Naturally this whetted the appetite for more cloud, but in a large company, spread across countries at different levels of development and with a burden of legacy tech, cloud-first is not going to happen overnight.

Security has to encompass multiple clouds and several local data centres. Day's team has been moving towards a zero trust architecture (although he dislikes the term: "I'm not a huge fan, it means something different to everyone"), and uses Qualys TruRisk platform to identify and triage vulnerabilities across the piece.

Bridging the gap

He is also a member of that company's strategic advisory board, meaning he gets to chat behind closed doors with fellow security professionals, along with Qualys senior management, learning about trends and issues and having the opportunity to shape how Qualys might address them through new services.

"It's quite unusual and it's really refreshing to have this insight. It's a bit of a brainstorming session, ideas and strategies. And we get the opportunity to contribute to that."

So what are the issues that are currently troubling CISOs?

"Bridging the gap between security and application and engineering teams," he said. "And then bridging the gap between security and C-level."

The latter is about providing insight and observability, perhaps with added dashboards. The former concerns identifying risk and prioritising action, and is more of a challenge.

"So when you're talking to infrastructure teams, cloud platform teams and application teams, the significant challenges there are in helping them prioritise the work that you want them to do.
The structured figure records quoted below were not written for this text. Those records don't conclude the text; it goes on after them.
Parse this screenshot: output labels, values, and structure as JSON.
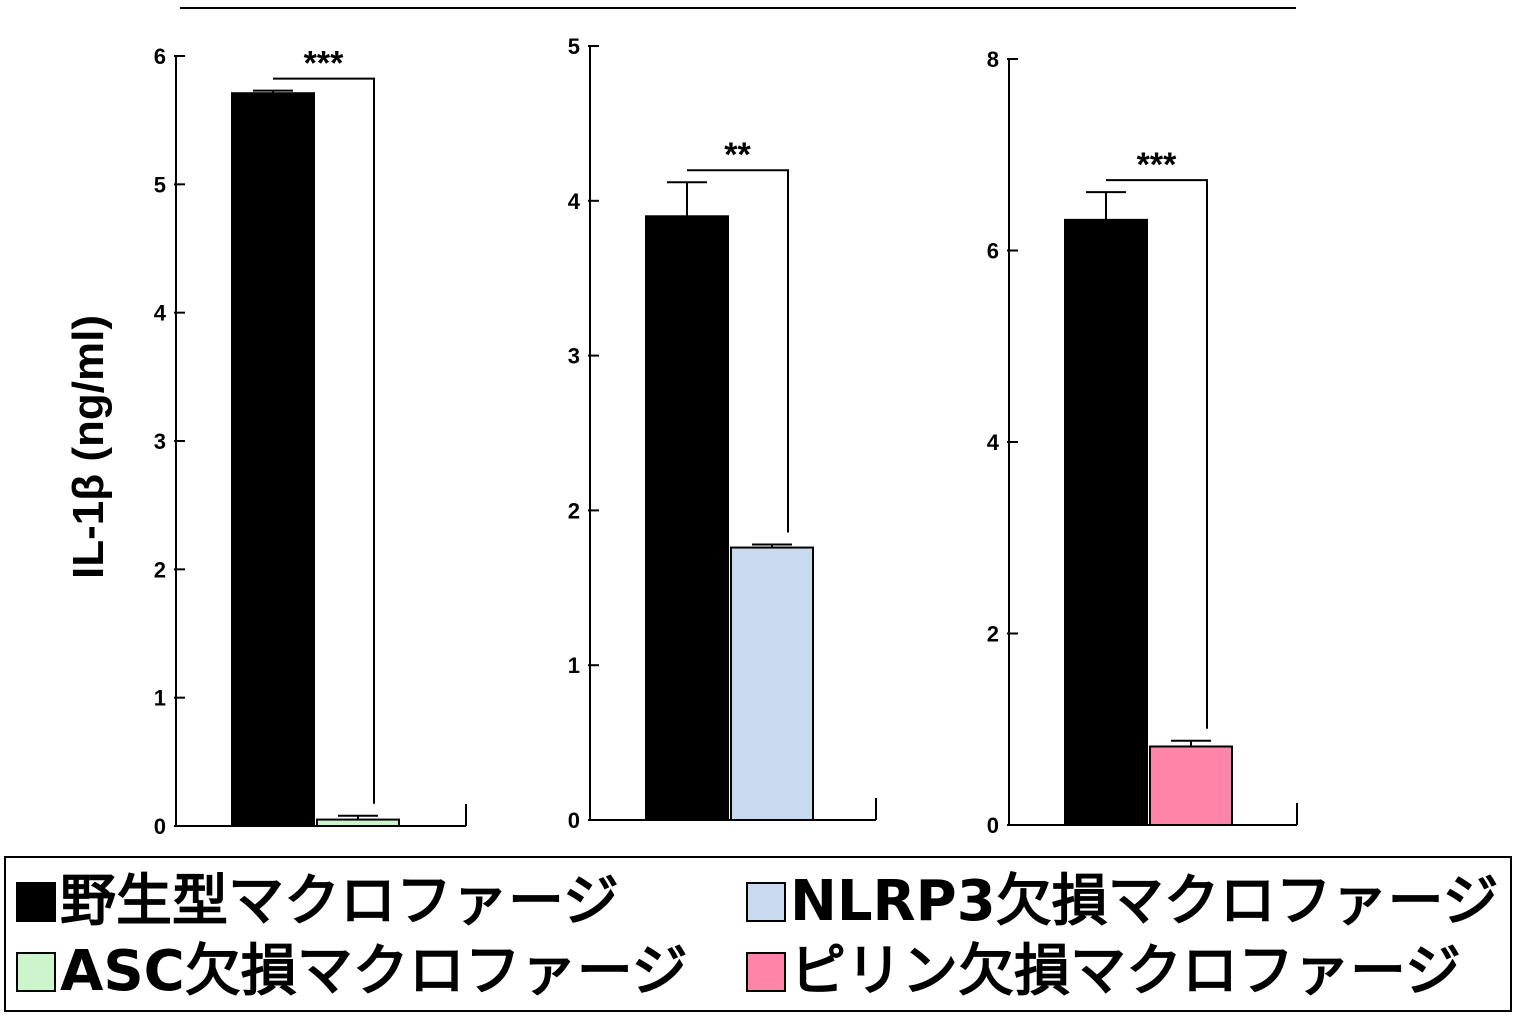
{
  "ylabel": "IL-1β (ng/ml)",
  "colors": {
    "wildtype": "#000000",
    "asc": "#ccf5cc",
    "nlrp3": "#c9d9ef",
    "pyrin": "#ff85a8"
  },
  "chart_data": [
    {
      "type": "bar",
      "ylim": [
        0,
        6
      ],
      "ticks": [
        "0",
        "1",
        "2",
        "3",
        "4",
        "5",
        "6"
      ],
      "tick_values": [
        0,
        1,
        2,
        3,
        4,
        5,
        6
      ],
      "bars": [
        {
          "group": "wildtype",
          "value": 5.71,
          "error": 0.02
        },
        {
          "group": "asc",
          "value": 0.05,
          "error": 0.03
        }
      ],
      "significance": "***"
    },
    {
      "type": "bar",
      "ylim": [
        0,
        5
      ],
      "ticks": [
        "0",
        "1",
        "2",
        "3",
        "4",
        "5"
      ],
      "tick_values": [
        0,
        1,
        2,
        3,
        4,
        5
      ],
      "bars": [
        {
          "group": "wildtype",
          "value": 3.9,
          "error": 0.22
        },
        {
          "group": "nlrp3",
          "value": 1.76,
          "error": 0.02
        }
      ],
      "significance": "**"
    },
    {
      "type": "bar",
      "ylim": [
        0,
        8
      ],
      "ticks": [
        "0",
        "2",
        "4",
        "6",
        "8"
      ],
      "tick_values": [
        0,
        2,
        4,
        6,
        8
      ],
      "bars": [
        {
          "group": "wildtype",
          "value": 6.32,
          "error": 0.29
        },
        {
          "group": "pyrin",
          "value": 0.82,
          "error": 0.06
        }
      ],
      "significance": "***"
    }
  ],
  "legend": {
    "wildtype": "野生型マクロファージ",
    "nlrp3": "NLRP3欠損マクロファージ",
    "asc": "ASC欠損マクロファージ",
    "pyrin": "ピリン欠損マクロファージ"
  }
}
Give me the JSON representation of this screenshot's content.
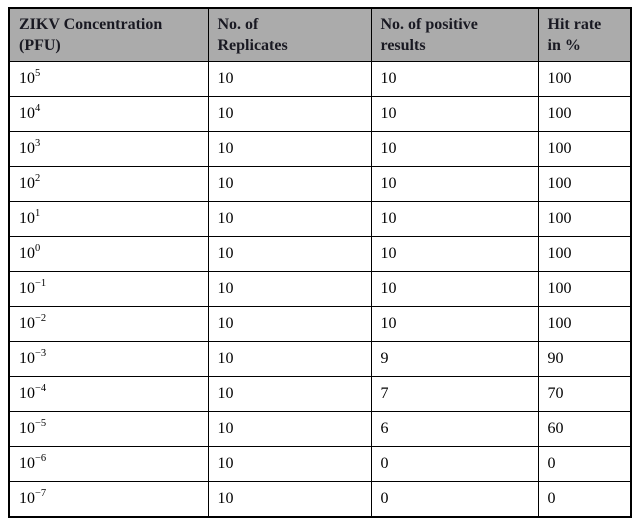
{
  "page": {
    "background": "#ffffff"
  },
  "table": {
    "title": "zikv-dilution-series-results",
    "header_bg": "#ababab",
    "border_color": "#000000",
    "header_text_color": "#191922",
    "body_text_color": "#000000",
    "columns": [
      {
        "id": "concentration",
        "line1": "ZIKV Concentration",
        "line2": "(PFU)"
      },
      {
        "id": "replicates",
        "line1": "No. of",
        "line2": "Replicates"
      },
      {
        "id": "positive",
        "line1": "No. of positive",
        "line2": "results"
      },
      {
        "id": "hit_rate",
        "line1": "Hit rate",
        "line2": "in %"
      }
    ],
    "rows": [
      {
        "concentration_base": "10",
        "concentration_exp": "5",
        "replicates": "10",
        "positive": "10",
        "hit_rate": "100"
      },
      {
        "concentration_base": "10",
        "concentration_exp": "4",
        "replicates": "10",
        "positive": "10",
        "hit_rate": "100"
      },
      {
        "concentration_base": "10",
        "concentration_exp": "3",
        "replicates": "10",
        "positive": "10",
        "hit_rate": "100"
      },
      {
        "concentration_base": "10",
        "concentration_exp": "2",
        "replicates": "10",
        "positive": "10",
        "hit_rate": "100"
      },
      {
        "concentration_base": "10",
        "concentration_exp": "1",
        "replicates": "10",
        "positive": "10",
        "hit_rate": "100"
      },
      {
        "concentration_base": "10",
        "concentration_exp": "0",
        "replicates": "10",
        "positive": "10",
        "hit_rate": "100"
      },
      {
        "concentration_base": "10",
        "concentration_exp": "−1",
        "replicates": "10",
        "positive": "10",
        "hit_rate": "100"
      },
      {
        "concentration_base": "10",
        "concentration_exp": "−2",
        "replicates": "10",
        "positive": "10",
        "hit_rate": "100"
      },
      {
        "concentration_base": "10",
        "concentration_exp": "−3",
        "replicates": "10",
        "positive": "9",
        "hit_rate": "90"
      },
      {
        "concentration_base": "10",
        "concentration_exp": "−4",
        "replicates": "10",
        "positive": "7",
        "hit_rate": "70"
      },
      {
        "concentration_base": "10",
        "concentration_exp": "−5",
        "replicates": "10",
        "positive": "6",
        "hit_rate": "60"
      },
      {
        "concentration_base": "10",
        "concentration_exp": "−6",
        "replicates": "10",
        "positive": "0",
        "hit_rate": "0"
      },
      {
        "concentration_base": "10",
        "concentration_exp": "−7",
        "replicates": "10",
        "positive": "0",
        "hit_rate": "0"
      }
    ]
  }
}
There's a load of vulnerabilities, all of them critical, which do they work on first?"

Which requires the right tools, and the right intelligence; and also a diplomatic approach if security is not to be seen as the "Department of No".

"We try to make it a partnership. We don't want to be big brother security, right? But we don't want the tail wagging the dog. So it's enthusing them and working with them, trying to find that middle ground where it works for everyone."